Houthi spokesman Mohammed Abdulsalam on April 19th said on Facebook: “Each time we attempt to take a step forward despite dif­ficulties to overcome the challenge of the aggression imposed on our Yemeni people, a crisis or massacre takes place.”

He said the UN five-point agenda for the Kuwait talks was not clear. Diplomatic sources asserted that the Houthis were also demanding an end to the naval blockade that has severely limited basic neces­sities from reaching beleaguered Yemeni civilians.

Official Yemeni sources said Hadi sent a message to Ould Cheikh Ahmed saying that requests by the Iran-allied rebels to modify the agenda of the talks would not be ac­cepted.

With that backdrop, Yemeni For­eign Minister Abdelmalik al-Me­khlafi warned against high expecta­tions at the talks. “The Houthis and Saleh’s party, by refusing to arrive on the agreed time and by putting a series of conditions and by say­ing they reserve the right to boycott sessions if their conditions are not met — all of these have lowered the ceiling of expectations,” he said, adding that the Hadi government would do all it could to ensure the success of the talks.

The talks in Kuwait centre on the implementation of UN Resolution 2216, which calls for the Houthis to withdraw from areas seized since the start of the conflict in 2014 and to surrender heavy weaponry to the internationally recognised govern­ment.

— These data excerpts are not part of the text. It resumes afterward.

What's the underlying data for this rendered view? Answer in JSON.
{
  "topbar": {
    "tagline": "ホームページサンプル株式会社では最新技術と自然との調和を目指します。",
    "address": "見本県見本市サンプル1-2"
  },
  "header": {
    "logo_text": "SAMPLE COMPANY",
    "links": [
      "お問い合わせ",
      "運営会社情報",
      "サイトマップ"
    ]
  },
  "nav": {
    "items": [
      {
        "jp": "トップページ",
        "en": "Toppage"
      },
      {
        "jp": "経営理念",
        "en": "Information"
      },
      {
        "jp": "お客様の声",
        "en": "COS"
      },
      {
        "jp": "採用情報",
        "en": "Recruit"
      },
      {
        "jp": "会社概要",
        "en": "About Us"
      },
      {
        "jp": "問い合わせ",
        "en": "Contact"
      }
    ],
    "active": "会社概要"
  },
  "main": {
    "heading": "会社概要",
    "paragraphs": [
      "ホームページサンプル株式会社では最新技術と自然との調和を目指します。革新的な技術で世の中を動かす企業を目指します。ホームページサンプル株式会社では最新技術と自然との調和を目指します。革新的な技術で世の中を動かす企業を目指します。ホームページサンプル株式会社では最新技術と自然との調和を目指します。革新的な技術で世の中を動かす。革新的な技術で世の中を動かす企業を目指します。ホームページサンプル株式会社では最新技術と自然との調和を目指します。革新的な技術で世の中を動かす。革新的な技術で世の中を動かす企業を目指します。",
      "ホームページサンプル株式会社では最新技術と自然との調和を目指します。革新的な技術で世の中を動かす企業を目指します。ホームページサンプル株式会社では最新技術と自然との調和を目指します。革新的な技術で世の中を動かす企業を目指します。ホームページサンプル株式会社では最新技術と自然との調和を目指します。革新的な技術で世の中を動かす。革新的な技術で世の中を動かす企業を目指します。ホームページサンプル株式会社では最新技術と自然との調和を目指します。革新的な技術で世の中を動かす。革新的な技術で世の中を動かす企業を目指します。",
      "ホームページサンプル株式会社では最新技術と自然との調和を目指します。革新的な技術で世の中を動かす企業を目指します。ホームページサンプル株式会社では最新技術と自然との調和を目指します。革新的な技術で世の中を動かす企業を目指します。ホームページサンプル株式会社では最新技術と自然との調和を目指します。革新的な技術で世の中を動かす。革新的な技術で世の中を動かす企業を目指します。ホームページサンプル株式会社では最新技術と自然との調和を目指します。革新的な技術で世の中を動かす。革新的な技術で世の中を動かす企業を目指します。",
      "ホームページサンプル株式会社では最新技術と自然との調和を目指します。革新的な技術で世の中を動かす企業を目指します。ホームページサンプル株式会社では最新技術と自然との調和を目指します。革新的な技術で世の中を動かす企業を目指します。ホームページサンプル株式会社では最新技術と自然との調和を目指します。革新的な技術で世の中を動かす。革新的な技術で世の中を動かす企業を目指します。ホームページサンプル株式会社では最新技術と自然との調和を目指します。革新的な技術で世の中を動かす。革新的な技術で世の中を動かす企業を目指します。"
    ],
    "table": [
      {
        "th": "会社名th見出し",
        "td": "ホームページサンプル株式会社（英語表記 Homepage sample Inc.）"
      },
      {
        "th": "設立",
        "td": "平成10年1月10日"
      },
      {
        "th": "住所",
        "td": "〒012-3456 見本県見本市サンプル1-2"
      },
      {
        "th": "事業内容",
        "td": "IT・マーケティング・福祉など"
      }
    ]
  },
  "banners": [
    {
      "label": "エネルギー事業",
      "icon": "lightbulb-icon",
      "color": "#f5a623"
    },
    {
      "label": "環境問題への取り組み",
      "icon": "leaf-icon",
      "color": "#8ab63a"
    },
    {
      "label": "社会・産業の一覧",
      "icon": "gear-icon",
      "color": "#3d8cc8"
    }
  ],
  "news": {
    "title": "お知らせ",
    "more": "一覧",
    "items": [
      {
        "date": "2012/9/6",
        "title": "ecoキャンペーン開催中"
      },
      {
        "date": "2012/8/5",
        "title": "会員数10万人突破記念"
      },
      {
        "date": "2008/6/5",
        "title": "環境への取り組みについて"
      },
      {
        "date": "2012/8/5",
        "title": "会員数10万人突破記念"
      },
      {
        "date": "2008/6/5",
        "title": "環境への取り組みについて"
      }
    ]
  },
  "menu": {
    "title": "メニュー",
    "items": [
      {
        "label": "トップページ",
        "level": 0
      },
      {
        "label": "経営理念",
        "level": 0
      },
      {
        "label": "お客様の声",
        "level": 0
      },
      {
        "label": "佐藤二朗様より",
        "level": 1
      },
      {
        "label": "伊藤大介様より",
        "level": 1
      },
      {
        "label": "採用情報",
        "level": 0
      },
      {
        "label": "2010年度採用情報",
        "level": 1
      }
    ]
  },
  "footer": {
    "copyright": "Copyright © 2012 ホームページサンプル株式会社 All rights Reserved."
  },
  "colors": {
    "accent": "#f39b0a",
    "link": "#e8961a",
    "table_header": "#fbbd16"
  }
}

Stressing the urgency of the talks, Saudi-led coalition spokesman Brigadier-General Ahmed Asseri told the Saudi-owned Al Arabiya news channel: “Everybody knows that the way out in the end is po­litical and the issue will not end through military means and the coalition has no desire to prolong the situation.”

Yemen has been on the brink of collapse for decades; however, the situation worsened with the 2011 “Arab spring” uprising, which led to Saleh’s resignation. The current cri­sis began in September 2014 when rebels seized Sana’a, forcing Hadi, who took over as president from Saleh, to flee. A Saudi-led Arab al­liance intervened in March 2015, launching a military campaign against the Houthis in support of Hadi’s forces.